I guess that's a bit unfair. Depending on how you define productive I've been doing quite a few things with my time.
I've read a few books. I'm finding myself getting a bit bored of stories and looking for other things to do. Science, or crafty ideas. I'm going to make an effort to start working on the crewel embroidery piece I liked so much again. I picked up a small, cheap tablet to use as combination e-reader, Angry Birds player, photo shower, and such so I could further separate my work and personal life. I've spent a lot of time lately doing social things, from parties with friends to phone calls and connecting. So overall I would appear to be doing well.
My friend Michael, whose wedding I shot not long ago in Toronto, called me today to talk, which made me a very happy person. Even happier when he said they'd be visiting Saskatoon and they may avail themselves of our futon and stay with us.
I may not always love you
But so long as there are stars above you
You never need to doubt it
I'll make you so sure about it
I have now been married over three years, and in a few weeks it will be the mark of four years together. Time passes, life changes, new things dawn. The day passed rather quietly - I wasn't in a great party mood so we just relaxed and saw a couple of movies in theatre instead of going out for the picnic Paul had planned. Hopefully we'll find a good picnic time soon!
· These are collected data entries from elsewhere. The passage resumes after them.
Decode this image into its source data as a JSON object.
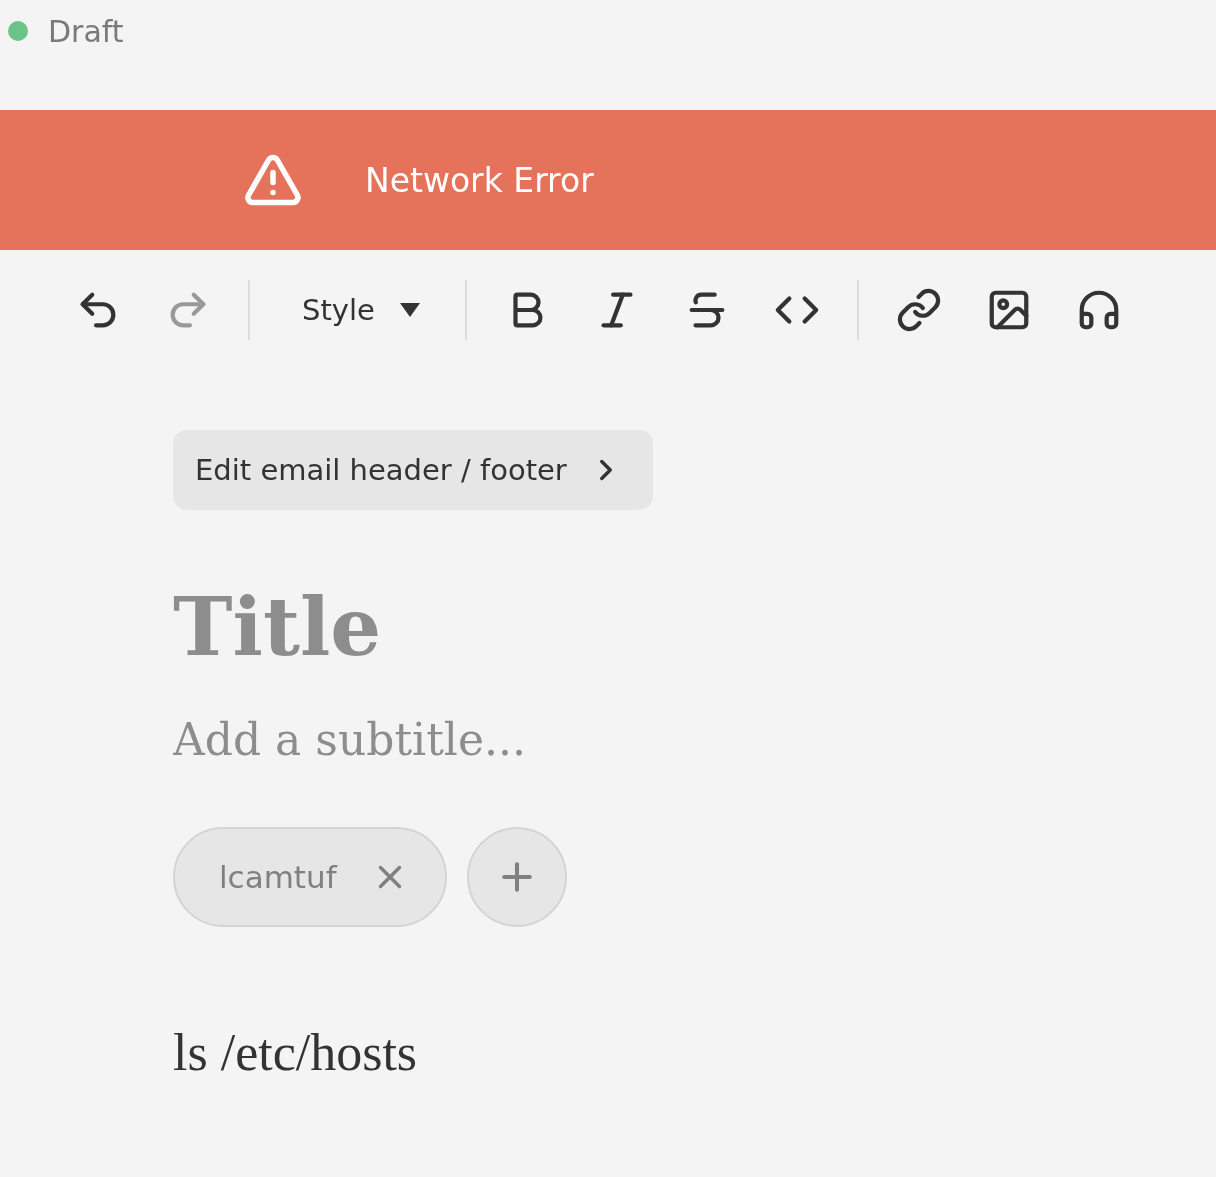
{
  "status": {
    "label": "Draft",
    "color": "#6cc287"
  },
  "banner": {
    "kind": "error",
    "message": "Network Error"
  },
  "toolbar": [
    [
      {
        "kind": "undo",
        "disabled": false
      },
      {
        "kind": "redo",
        "disabled": true
      }
    ],
    [
      {
        "kind": "style",
        "label": "Style",
        "disabled": false
      }
    ],
    [
      {
        "kind": "bold",
        "disabled": false
      },
      {
        "kind": "italic",
        "disabled": false
      },
      {
        "kind": "strike",
        "disabled": false
      },
      {
        "kind": "code",
        "disabled": false
      }
    ],
    [
      {
        "kind": "link",
        "disabled": false
      },
      {
        "kind": "image",
        "disabled": false
      },
      {
        "kind": "audio",
        "disabled": false
      }
    ]
  ],
  "header_button": {
    "label": "Edit email header / footer"
  },
  "title": {
    "placeholder": "Title"
  },
  "subtitle": {
    "placeholder": "Add a subtitle..."
  },
  "tags": [
    {
      "label": "lcamtuf"
    }
  ],
  "body": "ls /etc/hosts"
}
The fact that I seem to be destined for a rather slow summer compared to what I was expecting has properly dawned on me and I am considering all my plans as a result. After hemming and hawing for some time, Paul and I decided we were going to head out to Drumheller in mid-July for the Passion Play and the Dinosaur museum, among other fun things. We'll be staying at a bed and breakfast on a working farm where the reviews say we'll be treated like gold. It's going to be a good experience. I have booked our tickets and accommodations and await a fine vacation time. I am getting a room ready for a boudoir studio in the house here, which also means that I need to make the place a bit more guest-worthy - and I need to buy some boudoir furniture. Despite the fact that I have a budget for it I keep trying to spend as little as possible... I need to snap out of it and just outfit the room already. It would certainly be easier if I had a truck.
Having a staff person has definitely decreased my workload. I'm not noticing it hugely yet, but as I said it's been a slower spring than I expected. I'm not really used to it yet, and I have more work to give her, but for now I've got equilibrium and I am building towards using my personal time constructively.
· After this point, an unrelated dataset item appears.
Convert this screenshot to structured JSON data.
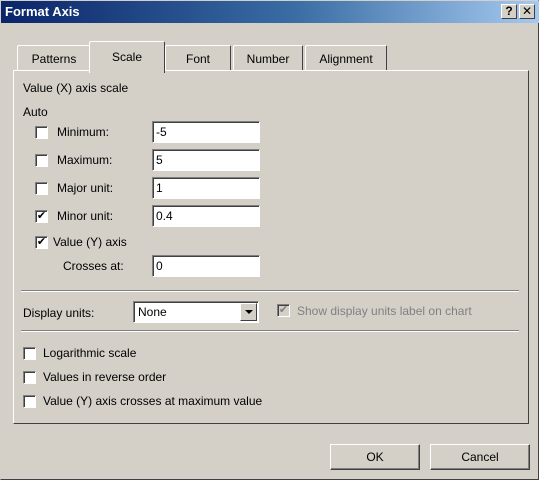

The garden grows, showing the passage of time better than I can illustrate it. I have attacked some of the garden weeds using a cool tool Paul discovered in his line of work that makes weeding a little easier. I am looking forward to fresh foods. Tomatoes and peas and such. The fare of gardeners.
So I am trying to be good to friends, constructive in my own time, and housewifely. I am attempting to get my work done loads before the final deadlines and doing a reasonably good job of it, too. I am, maybe for the first time, doing better than survival, and I'm a bit out of my element. I have even done some photography for myself - including taking a photo of the giant full moon while the moon was very close to the Earth the other day.